Unilateral actions involving the use of force, taken outside the framework of international law, that is, without UN Security Council sanctions, may lead only to instability on the regional, or even on a global, level and increase still more the terrorist threat, Alexander Yakovenko, official spokesman of Russia's Foreign Ministry, said in an interview with RIA Novosti.
Even a militarily superstrong power, he said, cannot get better of "Terrorist International" single-handed. That such an International exists is evident, in the opinion of Moscow, from a series of terrorist acts that rolled across various regions in the world last year.
Those terrorist acts, Yakovenko said, "have clearly confirmed that the terrorist threat is of a truly global character and has no geographic frontiers." Precisely the urgency of the terrorism issue in international relations today, according to the Foreign Ministry spokesman, explains why an official UN Security Council meeting on antiterrorism on the level of foreign ministers is to be on November 20 in New York. Russia's Foreign Minister Igor Ivanov will also take part in the meeting.
"There is an obvious spread of methods used in committing terrorist acts with a large number of victims, in training of suicide terrorists, in development of new technologies of taking people hostage for political blackmail purposes, and in creating of an atmosphere of fear and social disorganization," Yakovenko pointed out.
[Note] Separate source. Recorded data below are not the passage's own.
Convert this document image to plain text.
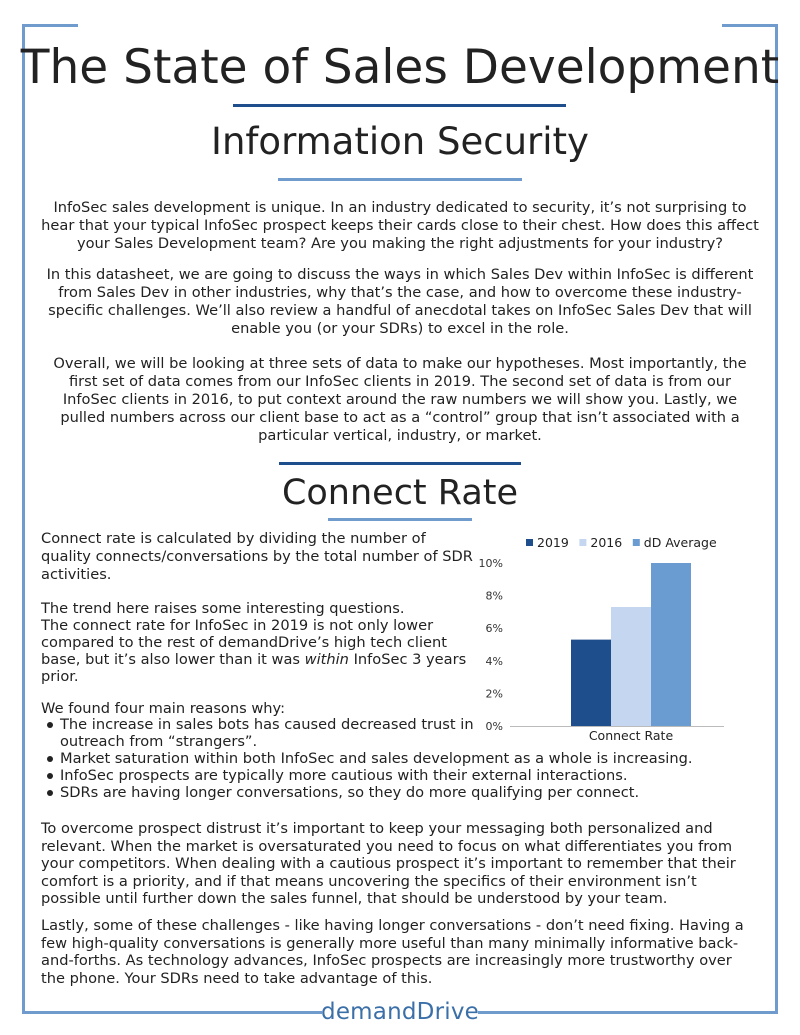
The State of Sales Development
Information Security

InfoSec sales development is unique. In an industry dedicated to security, it’s not surprising to hear that your typical InfoSec prospect keeps their cards close to their chest. How does this affect your Sales Development team? Are you making the right adjustments for your industry?

In this datasheet, we are going to discuss the ways in which Sales Dev within InfoSec is different from Sales Dev in other industries, why that’s the case, and how to overcome these industry-specific challenges. We’ll also review a handful of anecdotal takes on InfoSec Sales Dev that will enable you (or your SDRs) to excel in the role.

Overall, we will be looking at three sets of data to make our hypotheses. Most importantly, the first set of data comes from our InfoSec clients in 2019. The second set of data is from our InfoSec clients in 2016, to put context around the raw numbers we will show you. Lastly, we pulled numbers across our client base to act as a “control” group that isn’t associated with a particular vertical, industry, or market.

Connect Rate

Connect rate is calculated by dividing the number of quality connects/conversations by the total number of SDR activities.

The trend here raises some interesting questions.
The connect rate for InfoSec in 2019 is not only lower compared to the rest of demandDrive’s high tech client base, but it’s also lower than it was within InfoSec 3 years prior.

We found four main reasons why:

The increase in sales bots has caused decreased trust in outreach from “strangers”.
Market saturation within both InfoSec and sales development as a whole is increasing.
InfoSec prospects are typically more cautious with their external interactions.
SDRs are having longer conversations, so they do more qualifying per connect.

To overcome prospect distrust it’s important to keep your messaging both personalized and relevant. When the market is oversaturated you need to focus on what differentiates you from your competitors. When dealing with a cautious prospect it’s important to remember that their comfort is a priority, and if that means uncovering the specifics of their environment isn’t possible until further down the sales funnel, that should be understood by your team.

Lastly, some of these challenges - like having longer conversations - don’t need fixing. Having a few high-quality conversations is generally more useful than many minimally informative back-and-forths. As technology advances, InfoSec prospects are increasingly more trustworthy over the phone. Your SDRs need to take advantage of this.

2019 2016 dD Average
0%
2%
4%
6%
8%
10%
Connect Rate
demandDrive
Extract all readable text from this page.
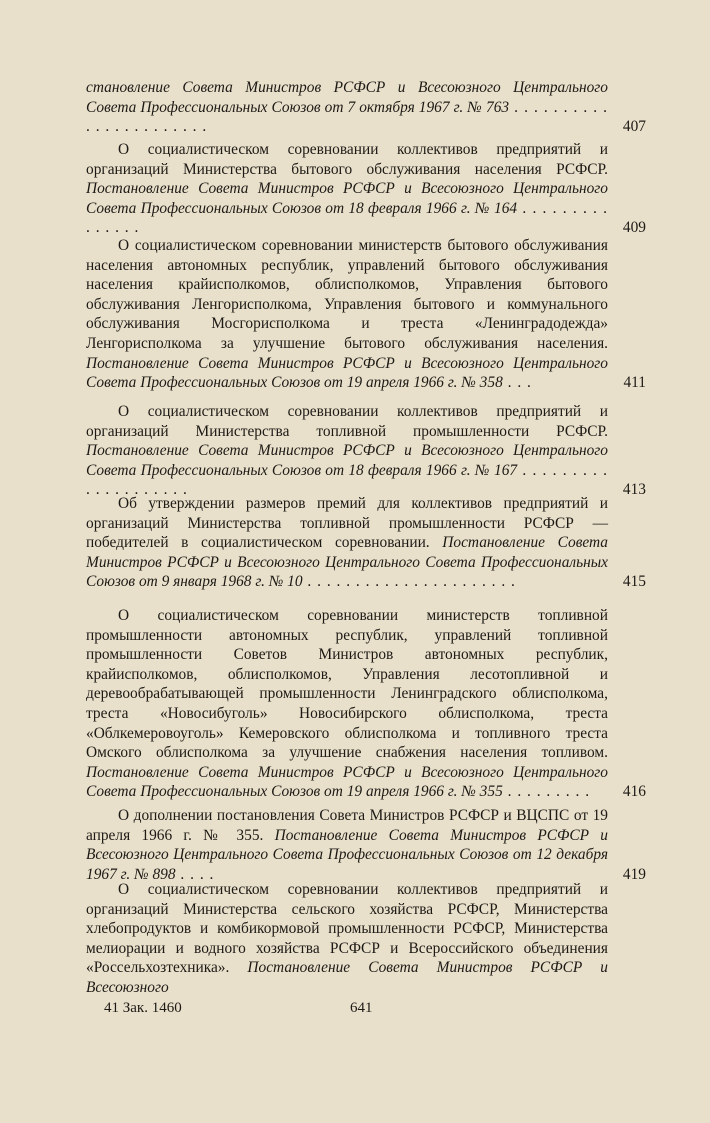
становление Совета Министров РСФСР и Всесоюзного Центрального Совета Профессиональных Союзов от 7 октября 1967 г. № 763 . . . . . . . . . . . . . . . . . . . . . . .	407
О социалистическом соревновании коллективов предприятий и организаций Министерства бытового обслуживания населения РСФСР. Постановление Совета Министров РСФСР и Всесоюзного Центрального Совета Профессиональных Союзов от 18 февраля 1966 г. № 164 . . . . . . . . . . . . . . .	409
О социалистическом соревновании министерств бытового обслуживания населения автономных республик, управлений бытового обслуживания населения крайисполкомов, облисполкомов, Управления бытового обслуживания Ленгорисполкома, Управления бытового и коммунального обслуживания Мосгорисполкома и треста «Ленинградодежда» Ленгорисполкома за улучшение бытового обслуживания населения. Постановление Совета Министров РСФСР и Всесоюзного Центрального Совета Профессиональных Союзов от 19 апреля 1966 г. № 358 . . .	411
О социалистическом соревновании коллективов предприятий и организаций Министерства топливной промышленности РСФСР. Постановление Совета Министров РСФСР и Всесоюзного Центрального Совета Профессиональных Союзов от 18 февраля 1966 г. № 167 . . . . . . . . . . . . . . . . . . . .	413
Об утверждении размеров премий для коллективов предприятий и организаций Министерства топливной промышленности РСФСР — победителей в социалистическом соревновании. Постановление Совета Министров РСФСР и Всесоюзного Центрального Совета Профессиональных Союзов от 9 января 1968 г. № 10 . . . . . . . . . . . . . . . . . . . . . .	415
О социалистическом соревновании министерств топливной промышленности автономных республик, управлений топливной промышленности Советов Министров автономных республик, крайисполкомов, облисполкомов, Управления лесотопливной и деревообрабатывающей промышленности Ленинградского облисполкома, треста «Новосибуголь» Новосибирского облисполкома, треста «Облкемеровоуголь» Кемеровского облисполкома и топливного треста Омского облисполкома за улучшение снабжения населения топливом. Постановление Совета Министров РСФСР и Всесоюзного Центрального Совета Профессиональных Союзов от 19 апреля 1966 г. № 355 . . . . . . . . .	416
О дополнении постановления Совета Министров РСФСР и ВЦСПС от 19 апреля 1966 г. № 355. Постановление Совета Министров РСФСР и Всесоюзного Центрального Совета Профессиональных Союзов от 12 декабря 1967 г. № 898 . . . .	419
О социалистическом соревновании коллективов предприятий и организаций Министерства сельского хозяйства РСФСР, Министерства хлебопродуктов и комбикормовой промышленности РСФСР, Министерства мелиорации и водного хозяйства РСФСР и Всероссийского объединения «Россельхозтехника». Постановление Совета Министров РСФСР и Всесоюзного
41 Зак. 1460	641
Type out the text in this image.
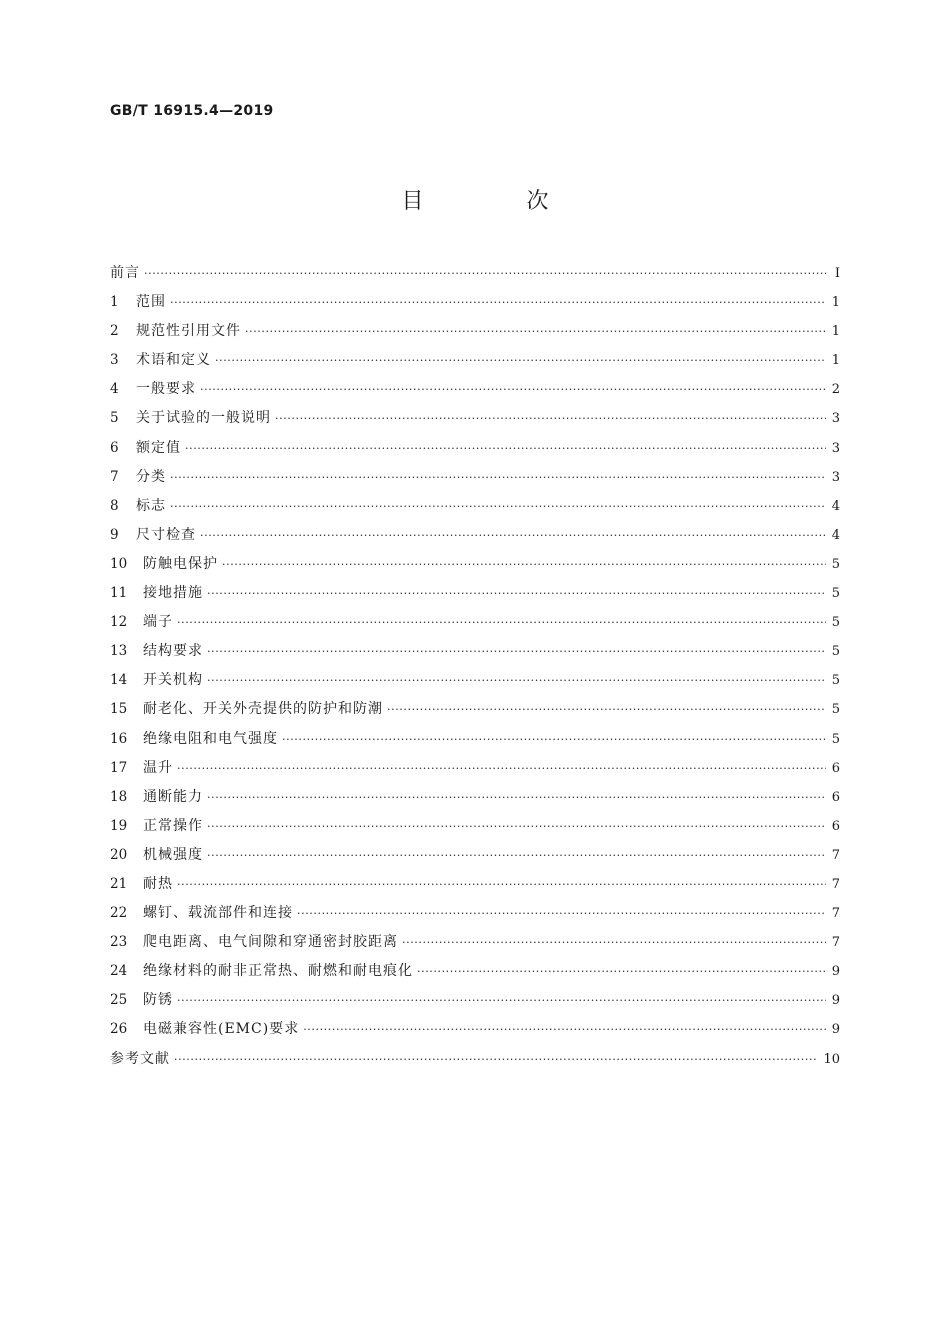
GB/T 16915.4—2019
目 次
前言 ·····	Ⅰ
1	范围 ·····	1
2	规范性引用文件 ·····	1
3	术语和定义 ·····	1
4	一般要求 ·····	2
5	关于试验的一般说明 ·····	3
6	额定值 ·····	3
7	分类 ·····	3
8	标志 ·····	4
9	尺寸检查 ·····	4
10	防触电保护 ·····	5
11	接地措施 ·····	5
12	端子 ·····	5
13	结构要求 ·····	5
14	开关机构 ·····	5
15	耐老化、开关外壳提供的防护和防潮 ·····	5
16	绝缘电阻和电气强度 ·····	5
17	温升 ·····	6
18	通断能力 ·····	6
19	正常操作 ·····	6
20	机械强度 ·····	7
21	耐热 ·····	7
22	螺钉、载流部件和连接 ·····	7
23	爬电距离、电气间隙和穿通密封胶距离 ·····	7
24	绝缘材料的耐非正常热、耐燃和耐电痕化 ·····	9
25	防锈 ·····	9
26	电磁兼容性(EMC)要求 ·····	9
参考文献 ·····	10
"The explosions at the government buildings of the Chechen capital, Grozny, on December 27, 2002, and abortive terrorist acts in France before that, which had been prepared by Islamists with Chechen experience, as it is believed in Moscow, should dispel the remaining doubts that Chechen extremists are active members of the international terrorist camp." "The world community has been given one more powerful signal pointing to the need for a strong consolidation of efforts in combating terrorism," the Foreign Ministry spokesman stressed.